Au milieu des grands écueils, ce héraut de la divine théologie et de la juste doctrine se répandait en une source inextinguible d'écrits Orthodoxes en faveur des nouveaux convertis, dans lesquels il expliquait comment vivre d'une manière Orthodoxe. Par exemple, son article "Comment devrions-nous vivre en Amérique" insiste sur l'importance de l'éducation, de la propreté, de la sobriété, et de la présence des enfants à l'église les Dimanche et Jours de Fêtes.

Bien que la réception de la paroisse de Minneapollis dans l'Église Orthodoxe date de mars 1891, il fallu attendre juillet 1892 avant que le Saint-Synode de Russie reconnaisse et accepte la paroisse dans le Diocèse d'Alaska et des Aléoutiennes. La décision ne parvint en Amérique qu'en Octobre 1892. Pendant ce temps, il régnait un climat d'hostilité religieuse et ethnique envers les nouveaux convertis. Le père Alexis fut accusé d'avoir vendu ses propres concitoyens Carpatho-Russes et sa religion aux "Moscovites" par intérêt financier.

En vérité, il ne reçut pas le moindre soutien financier durant une longue période, et sa paroisse était très pauvre. Avant que son salaire de prêtre n'arrive de Russie, notre juste dût travailler dans une boulangerie pour assurer sa subsistance. Et bien que ses revenus soient maigres, il ne négligea jamais de faire l'aumône aux pauvres et aux nécessiteux. Il partageait son argent avec d'autres clercs qui étaient dans un état pire que le sien, et contribua à la construction d'églises et à l'éducation des séminaristes à Minneapolis. Il ne s'inquiéta jamais pour sa vie (Mt 6,25), à propos de ce qu'il aurait à boire ou à manger ou à s'habiller. S'abandonnant en confiance à Dieu pour prendre soin de lui, saint Alexis suivit la recommandation de notre Sauveur de "chercher d'abord le Royaume de Dieu et Sa justice, et le restant sera donné par surcroît" (Mt 6,33). Alors il supportait tribulations, calomnies, et les attaques physiques avec patience et joie spirituelle, se rappelant que "la piété est plus forte que tout" (Sagesse de Salomon 10,12)

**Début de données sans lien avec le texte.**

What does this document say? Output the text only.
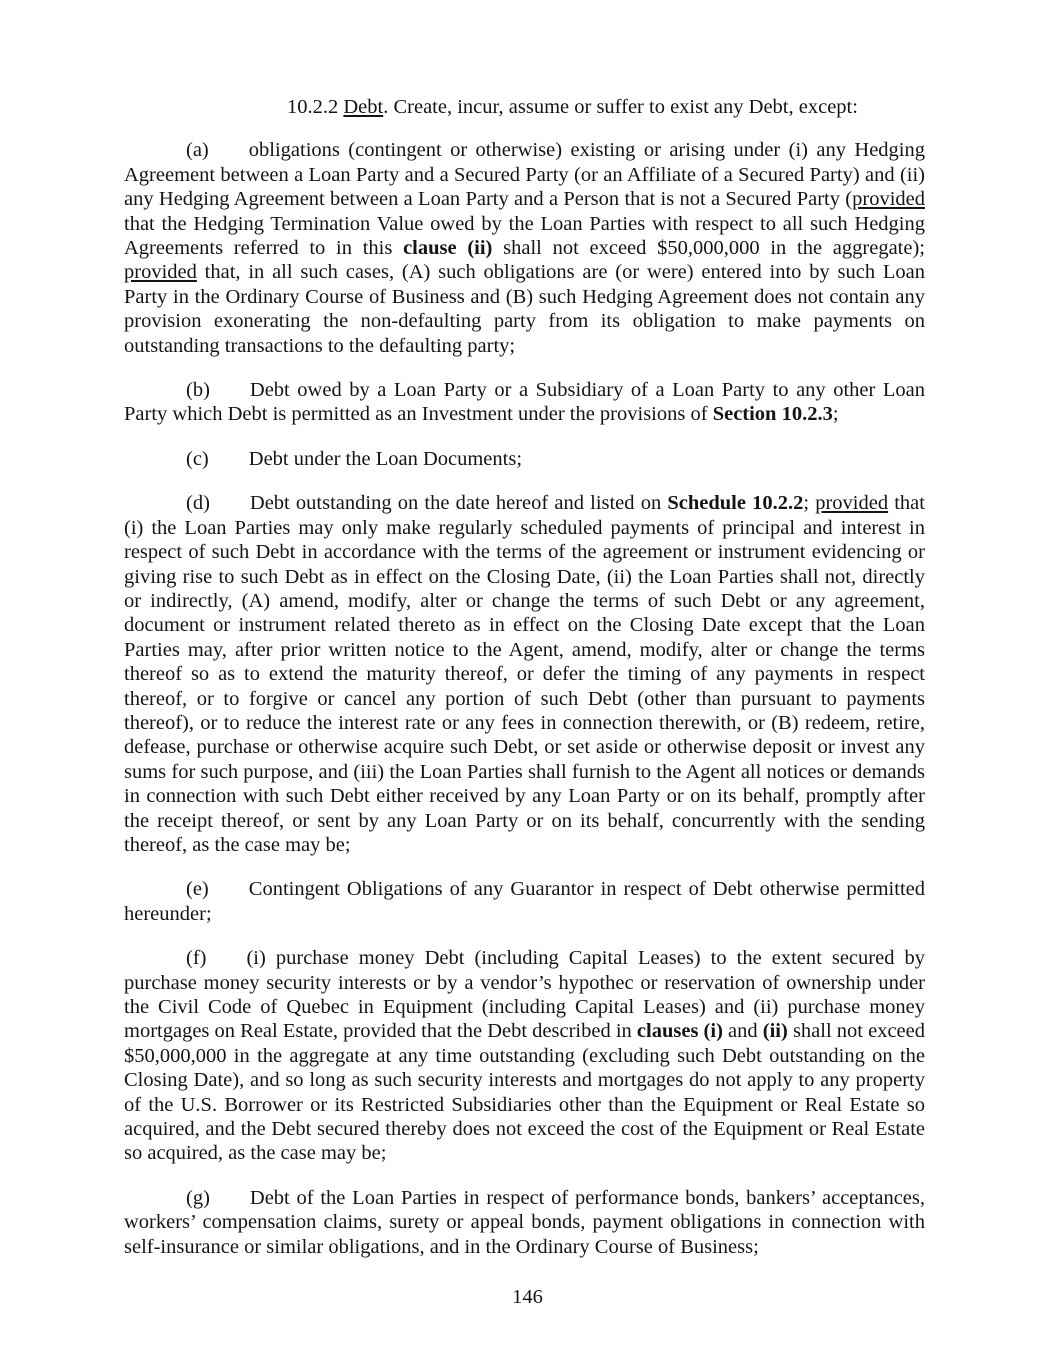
10.2.2 Debt. Create, incur, assume or suffer to exist any Debt, except:

(a) obligations (contingent or otherwise) existing or arising under (i) any Hedging Agreement between a Loan Party and a Secured Party (or an Affiliate of a Secured Party) and (ii) any Hedging Agreement between a Loan Party and a Person that is not a Secured Party (provided that the Hedging Termination Value owed by the Loan Parties with respect to all such Hedging Agreements referred to in this clause (ii) shall not exceed $50,000,000 in the aggregate); provided that, in all such cases, (A) such obligations are (or were) entered into by such Loan Party in the Ordinary Course of Business and (B) such Hedging Agreement does not contain any provision exonerating the non-defaulting party from its obligation to make payments on outstanding transactions to the defaulting party;

(b) Debt owed by a Loan Party or a Subsidiary of a Loan Party to any other Loan Party which Debt is permitted as an Investment under the provisions of Section 10.2.3;

(c) Debt under the Loan Documents;

(d) Debt outstanding on the date hereof and listed on Schedule 10.2.2; provided that (i) the Loan Parties may only make regularly scheduled payments of principal and interest in respect of such Debt in accordance with the terms of the agreement or instrument evidencing or giving rise to such Debt as in effect on the Closing Date, (ii) the Loan Parties shall not, directly or indirectly, (A) amend, modify, alter or change the terms of such Debt or any agreement, document or instrument related thereto as in effect on the Closing Date except that the Loan Parties may, after prior written notice to the Agent, amend, modify, alter or change the terms thereof so as to extend the maturity thereof, or defer the timing of any payments in respect thereof, or to forgive or cancel any portion of such Debt (other than pursuant to payments thereof), or to reduce the interest rate or any fees in connection therewith, or (B) redeem, retire, defease, purchase or otherwise acquire such Debt, or set aside or otherwise deposit or invest any sums for such purpose, and (iii) the Loan Parties shall furnish to the Agent all notices or demands in connection with such Debt either received by any Loan Party or on its behalf, promptly after the receipt thereof, or sent by any Loan Party or on its behalf, concurrently with the sending thereof, as the case may be;

(e) Contingent Obligations of any Guarantor in respect of Debt otherwise permitted hereunder;

(f) (i) purchase money Debt (including Capital Leases) to the extent secured by purchase money security interests or by a vendor’s hypothec or reservation of ownership under the Civil Code of Quebec in Equipment (including Capital Leases) and (ii) purchase money mortgages on Real Estate, provided that the Debt described in clauses (i) and (ii) shall not exceed $50,000,000 in the aggregate at any time outstanding (excluding such Debt outstanding on the Closing Date), and so long as such security interests and mortgages do not apply to any property of the U.S. Borrower or its Restricted Subsidiaries other than the Equipment or Real Estate so acquired, and the Debt secured thereby does not exceed the cost of the Equipment or Real Estate so acquired, as the case may be;

(g) Debt of the Loan Parties in respect of performance bonds, bankers’ acceptances, workers’ compensation claims, surety or appeal bonds, payment obligations in connection with self-insurance or similar obligations, and in the Ordinary Course of Business;

146
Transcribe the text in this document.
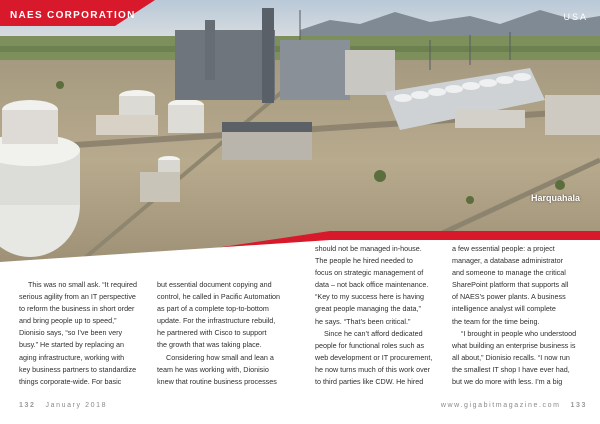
NAES CORPORATION	USA
Harquahala

This was no small ask. “It required

serious agility from an IT perspective

to reform the business in short order

and bring people up to speed,”

Dionisio says, “so I’ve been very

busy.” He started by replacing an

aging infrastructure, working with

key business partners to standardize

things corporate-wide. For basic

but essential document copying and

control, he called in Pacific Automation

as part of a complete top-to-bottom

update. For the infrastructure rebuild,

he partnered with Cisco to support

the growth that was taking place.

Considering how small and lean a

team he was working with, Dionisio

knew that routine business processes

should not be managed in-house.

The people he hired needed to

focus on strategic management of

data – not back office maintenance.

“Key to my success here is having

great people managing the data,”

he says. “That’s been critical.”

Since he can’t afford dedicated

people for functional roles such as

web development or IT procurement,

he now turns much of this work over

to third parties like CDW. He hired

a few essential people: a project

manager, a database administrator

and someone to manage the critical

SharePoint platform that supports all

of NAES’s power plants. A business

intelligence analyst will complete

the team for the time being.

“I brought in people who understood

what building an enterprise business is

all about,” Dionisio recalls. “I now run

the smallest IT shop I have ever had,

but we do more with less. I’m a big

132 January 2018	www.gigabitmagazine.com 133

Les évêques Vladimir, Nicolas, saint Tikhon et Platon reconnurent les dons particuliers du père Toth, et de ce fait l'envoyèrent souvent prêcher et enseigner où il y avait des gens d'origine Slave. Bien qu'il fut conscient de ses limitations et insuffisances, il obéit aux instructions des évêques. Il n'hésita pas ni ne chercha de prétextes, mais remplit immédiatement ses missions. Saint Alexis visita nombre de paroisses Uniates, expliquant les différences entre l'Orthodoxie, le protestantisme, le catholicisme-romain et l'Uniatisme, insistant sur la juste voie du Salut dans l'Orthodoxie.

Comme Josiah, "il se comporta honnêtement dans la conversion de son peuple" (Sir 49,2). Il fut l'instrument dans la création ou du retour de 17 paroisses, plantant la Vigne du Christ en Amérique, et en augmentant considérablement la récolte des fruits. En 1909, année de son bienheureux repos, plusieurs milliers d'Uniates Carpatho-Russes et de Galicie étaient revenus à l'Orthodoxie. Ce fut un événement majeur dans l'histoire de la Mission en Amérique du Nord, et cela détermina le futur de l'Orthodoxie dans ce pays pour de nombreuses générations postérieures. Toute future croissance ou succès peut être vraiment regardé comme le résultat des travaux apostoliques du père Toth.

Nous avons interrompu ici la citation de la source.